During my kindergarten field trip.

At a girl scouts' activity. I was in 2nd grade.
At my elementary graduation with my mother standing beside Sen. Nikki Coseteng who donated the medals. Nanay was always dressed well. She is the original fashionista whom my daughter Gabee takes after. :-)


According to my husband, meeting my mother convinced him all the more of his intentions for me when we were still going steady. He thought that being my mother’s daughter, I would naturally take after her traits. Unfortunately, my traits are more often the opposite of my mother’s. I’m cautious and I tend to be pessimistic; Nanay is very optimistic.

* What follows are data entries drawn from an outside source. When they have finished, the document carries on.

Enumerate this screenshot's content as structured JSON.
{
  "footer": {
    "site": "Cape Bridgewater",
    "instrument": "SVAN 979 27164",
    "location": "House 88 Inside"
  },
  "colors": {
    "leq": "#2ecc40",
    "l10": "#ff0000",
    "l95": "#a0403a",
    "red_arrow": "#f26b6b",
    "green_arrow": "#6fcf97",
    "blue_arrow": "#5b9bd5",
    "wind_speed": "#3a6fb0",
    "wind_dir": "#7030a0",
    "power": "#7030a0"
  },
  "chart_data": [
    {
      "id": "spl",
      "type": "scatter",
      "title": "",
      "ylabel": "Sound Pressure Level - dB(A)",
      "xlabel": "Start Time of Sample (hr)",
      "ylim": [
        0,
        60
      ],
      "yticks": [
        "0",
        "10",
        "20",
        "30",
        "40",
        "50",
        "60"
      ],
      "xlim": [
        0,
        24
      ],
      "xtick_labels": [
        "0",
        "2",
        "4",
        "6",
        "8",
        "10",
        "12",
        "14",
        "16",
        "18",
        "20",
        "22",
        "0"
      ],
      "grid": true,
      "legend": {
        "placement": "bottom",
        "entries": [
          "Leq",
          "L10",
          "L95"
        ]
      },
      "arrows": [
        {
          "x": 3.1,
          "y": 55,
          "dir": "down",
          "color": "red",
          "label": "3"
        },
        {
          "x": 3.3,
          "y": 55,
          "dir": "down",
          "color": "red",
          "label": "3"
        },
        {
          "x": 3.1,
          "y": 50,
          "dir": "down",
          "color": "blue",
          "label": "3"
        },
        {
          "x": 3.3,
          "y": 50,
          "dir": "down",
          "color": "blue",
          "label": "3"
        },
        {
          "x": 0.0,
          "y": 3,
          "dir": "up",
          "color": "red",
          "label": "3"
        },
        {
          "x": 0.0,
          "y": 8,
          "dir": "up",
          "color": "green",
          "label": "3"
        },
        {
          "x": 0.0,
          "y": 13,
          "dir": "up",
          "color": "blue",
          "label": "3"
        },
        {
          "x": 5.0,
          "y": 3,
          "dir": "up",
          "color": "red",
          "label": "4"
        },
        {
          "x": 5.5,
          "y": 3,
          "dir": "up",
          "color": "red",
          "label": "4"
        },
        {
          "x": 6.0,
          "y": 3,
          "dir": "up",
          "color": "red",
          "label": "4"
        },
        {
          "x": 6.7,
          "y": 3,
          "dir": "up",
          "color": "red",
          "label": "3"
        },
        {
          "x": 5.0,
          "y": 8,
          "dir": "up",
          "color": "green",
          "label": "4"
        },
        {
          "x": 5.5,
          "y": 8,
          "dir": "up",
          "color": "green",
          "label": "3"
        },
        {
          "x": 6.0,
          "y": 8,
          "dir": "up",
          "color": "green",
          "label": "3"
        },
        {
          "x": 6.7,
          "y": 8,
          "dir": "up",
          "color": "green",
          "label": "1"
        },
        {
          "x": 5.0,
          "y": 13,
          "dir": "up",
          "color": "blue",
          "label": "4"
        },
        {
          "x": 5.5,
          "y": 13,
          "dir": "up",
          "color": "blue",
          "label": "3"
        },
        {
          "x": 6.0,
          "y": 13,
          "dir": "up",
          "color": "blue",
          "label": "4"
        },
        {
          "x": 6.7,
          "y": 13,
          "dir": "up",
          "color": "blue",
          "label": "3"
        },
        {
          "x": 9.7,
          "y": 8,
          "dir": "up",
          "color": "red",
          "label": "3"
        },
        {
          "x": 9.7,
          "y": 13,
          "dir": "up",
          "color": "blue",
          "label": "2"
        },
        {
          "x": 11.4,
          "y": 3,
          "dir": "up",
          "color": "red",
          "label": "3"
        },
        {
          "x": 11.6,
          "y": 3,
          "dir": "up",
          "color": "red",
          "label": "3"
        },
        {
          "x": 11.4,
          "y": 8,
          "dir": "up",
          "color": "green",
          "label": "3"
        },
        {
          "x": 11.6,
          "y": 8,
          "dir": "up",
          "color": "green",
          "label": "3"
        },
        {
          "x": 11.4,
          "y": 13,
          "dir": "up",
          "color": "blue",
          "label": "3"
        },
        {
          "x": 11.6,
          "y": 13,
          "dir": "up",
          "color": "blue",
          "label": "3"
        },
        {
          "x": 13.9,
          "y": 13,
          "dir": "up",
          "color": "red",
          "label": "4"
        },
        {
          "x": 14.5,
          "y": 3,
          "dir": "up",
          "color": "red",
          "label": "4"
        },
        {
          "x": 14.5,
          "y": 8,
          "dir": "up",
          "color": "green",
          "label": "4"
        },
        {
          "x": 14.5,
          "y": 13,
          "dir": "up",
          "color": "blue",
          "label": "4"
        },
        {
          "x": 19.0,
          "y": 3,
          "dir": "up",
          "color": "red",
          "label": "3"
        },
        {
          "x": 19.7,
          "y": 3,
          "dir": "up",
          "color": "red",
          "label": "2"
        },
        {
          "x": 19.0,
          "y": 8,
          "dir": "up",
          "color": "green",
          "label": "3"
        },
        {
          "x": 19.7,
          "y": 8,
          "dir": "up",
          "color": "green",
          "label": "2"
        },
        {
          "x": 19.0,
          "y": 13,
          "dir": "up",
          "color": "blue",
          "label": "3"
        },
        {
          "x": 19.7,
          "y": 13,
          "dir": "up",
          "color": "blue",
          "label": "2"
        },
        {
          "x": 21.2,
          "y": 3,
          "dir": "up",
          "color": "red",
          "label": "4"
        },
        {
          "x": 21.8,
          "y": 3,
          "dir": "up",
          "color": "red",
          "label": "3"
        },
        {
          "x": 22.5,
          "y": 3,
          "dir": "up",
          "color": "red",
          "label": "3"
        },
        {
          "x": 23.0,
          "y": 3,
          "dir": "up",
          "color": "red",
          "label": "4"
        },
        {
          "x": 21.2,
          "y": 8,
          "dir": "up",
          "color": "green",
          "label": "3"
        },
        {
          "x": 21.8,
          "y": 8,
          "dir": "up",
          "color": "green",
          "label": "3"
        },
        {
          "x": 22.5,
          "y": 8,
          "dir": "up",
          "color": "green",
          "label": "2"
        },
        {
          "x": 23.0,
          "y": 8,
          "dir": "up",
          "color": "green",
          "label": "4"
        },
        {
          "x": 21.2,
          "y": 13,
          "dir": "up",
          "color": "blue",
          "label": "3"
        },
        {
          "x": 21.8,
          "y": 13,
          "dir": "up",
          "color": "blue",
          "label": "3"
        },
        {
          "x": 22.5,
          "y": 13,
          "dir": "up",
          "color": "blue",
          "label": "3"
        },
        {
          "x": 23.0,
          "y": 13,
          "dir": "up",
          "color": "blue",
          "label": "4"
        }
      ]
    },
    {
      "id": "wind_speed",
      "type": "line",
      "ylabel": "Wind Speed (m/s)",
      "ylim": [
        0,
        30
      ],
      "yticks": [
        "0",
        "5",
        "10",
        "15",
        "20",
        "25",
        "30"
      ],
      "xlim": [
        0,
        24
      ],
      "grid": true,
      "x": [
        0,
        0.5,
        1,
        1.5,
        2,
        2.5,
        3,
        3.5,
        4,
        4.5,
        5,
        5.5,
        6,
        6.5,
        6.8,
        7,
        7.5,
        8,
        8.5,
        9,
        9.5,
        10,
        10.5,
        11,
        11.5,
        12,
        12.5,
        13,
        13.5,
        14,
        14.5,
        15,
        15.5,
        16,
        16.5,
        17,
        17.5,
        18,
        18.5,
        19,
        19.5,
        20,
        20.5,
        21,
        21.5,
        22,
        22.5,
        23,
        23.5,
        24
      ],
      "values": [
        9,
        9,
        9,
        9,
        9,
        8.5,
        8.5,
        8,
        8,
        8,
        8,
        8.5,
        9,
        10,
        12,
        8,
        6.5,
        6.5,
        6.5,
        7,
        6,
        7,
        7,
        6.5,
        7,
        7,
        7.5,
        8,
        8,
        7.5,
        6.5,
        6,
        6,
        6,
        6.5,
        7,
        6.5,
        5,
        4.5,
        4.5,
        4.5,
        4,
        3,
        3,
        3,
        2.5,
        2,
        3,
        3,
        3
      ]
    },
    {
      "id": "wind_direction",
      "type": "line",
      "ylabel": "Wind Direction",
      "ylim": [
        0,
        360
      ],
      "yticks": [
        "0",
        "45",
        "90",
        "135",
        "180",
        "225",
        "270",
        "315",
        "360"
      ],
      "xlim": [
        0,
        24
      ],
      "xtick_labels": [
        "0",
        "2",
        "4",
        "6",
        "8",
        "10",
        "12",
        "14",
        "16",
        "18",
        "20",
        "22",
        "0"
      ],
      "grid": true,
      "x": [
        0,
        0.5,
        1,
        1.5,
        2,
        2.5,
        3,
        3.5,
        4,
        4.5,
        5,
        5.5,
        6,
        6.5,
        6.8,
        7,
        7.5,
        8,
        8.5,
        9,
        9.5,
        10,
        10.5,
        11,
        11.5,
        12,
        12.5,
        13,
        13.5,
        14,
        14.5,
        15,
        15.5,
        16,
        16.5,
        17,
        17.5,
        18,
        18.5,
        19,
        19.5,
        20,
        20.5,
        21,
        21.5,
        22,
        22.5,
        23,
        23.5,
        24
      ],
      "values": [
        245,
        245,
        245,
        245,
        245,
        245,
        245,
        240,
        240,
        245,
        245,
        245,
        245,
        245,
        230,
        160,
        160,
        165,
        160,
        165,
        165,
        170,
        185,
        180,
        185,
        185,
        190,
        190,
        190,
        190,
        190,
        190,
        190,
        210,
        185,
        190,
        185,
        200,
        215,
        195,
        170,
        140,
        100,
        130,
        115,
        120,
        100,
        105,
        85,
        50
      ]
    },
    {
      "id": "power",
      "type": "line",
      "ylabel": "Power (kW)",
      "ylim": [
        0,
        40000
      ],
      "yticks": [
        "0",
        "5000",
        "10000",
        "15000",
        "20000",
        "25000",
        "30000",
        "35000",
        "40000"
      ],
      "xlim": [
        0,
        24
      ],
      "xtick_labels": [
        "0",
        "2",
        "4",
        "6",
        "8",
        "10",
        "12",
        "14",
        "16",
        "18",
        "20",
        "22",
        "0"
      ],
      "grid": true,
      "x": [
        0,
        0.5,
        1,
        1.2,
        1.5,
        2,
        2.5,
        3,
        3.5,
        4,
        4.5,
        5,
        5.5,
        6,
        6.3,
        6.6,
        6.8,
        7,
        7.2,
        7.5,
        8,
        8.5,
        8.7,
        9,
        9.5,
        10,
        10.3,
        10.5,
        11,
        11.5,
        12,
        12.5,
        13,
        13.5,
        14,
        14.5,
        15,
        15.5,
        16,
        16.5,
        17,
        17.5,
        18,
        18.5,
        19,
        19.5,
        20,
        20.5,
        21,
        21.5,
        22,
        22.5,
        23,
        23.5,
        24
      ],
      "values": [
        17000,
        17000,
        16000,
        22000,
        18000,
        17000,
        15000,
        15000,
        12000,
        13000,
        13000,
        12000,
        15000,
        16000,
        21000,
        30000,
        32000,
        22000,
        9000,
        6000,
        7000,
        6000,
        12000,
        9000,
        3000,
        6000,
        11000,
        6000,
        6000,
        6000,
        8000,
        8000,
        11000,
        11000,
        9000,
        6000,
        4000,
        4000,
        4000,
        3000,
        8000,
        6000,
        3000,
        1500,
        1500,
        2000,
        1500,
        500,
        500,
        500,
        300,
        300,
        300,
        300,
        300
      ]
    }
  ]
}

She takes life one day at a time. She’s pretty much flexible whereas I’m quite rigid about procedures and doing things the right way. She doesn’t have the patience for budgeting but she knows how to raise money when needed (“madiskarte”).

I am too organized compared to her; I keep count of my expenses. Each of my expenses is entered into my excel spreadsheets which I update regularly. I have quite an orderly filing of my receipts, doctors’ prescriptions, and important documents, while Nanay has her records scattered all over the house.

But, if there’s one thing I would like to attribute to her, it would be that of having a good heart. Her nephews and nieces, who came to Manila for their college education, could vouch for her kindness and generosity. She was their “Kakang Belen” they would go to when they were short of money to enroll or when their parents in the province were unable to send their allowances on time, or when they were into any mishaps.

She raised us not in a typical manner whereby a parent tells his/her child what’s good and what’s not, what should be done and what should not be done. I couldn’t remember any instance that she told me to do a particular thing because it was right. Her style was more of the free-wheeling type. She let us decide for ourselves and take responsibility for our actions. I also couldn’t remember being spanked or shouted at by her. (Well, maybe at one time or another, she must have spanked me or shouted at me, but those times must have been very rare as I couldn’t recall them anymore).

I guess Nanay raised us doing what was right, not telling us what was right. And by her example, we naturally developed into what we have become—mature, responsible adults. No one among her four daughters (myself included) gave her a cause for any heartbreak whatsoever. How could we?

I love you, Nay!!! Thanks for everything! I hope I’d be able to raise my children the way you have raised me, Ate Arlene, Ate Jen and Diane.

At Universal Studios Singapore, 2010.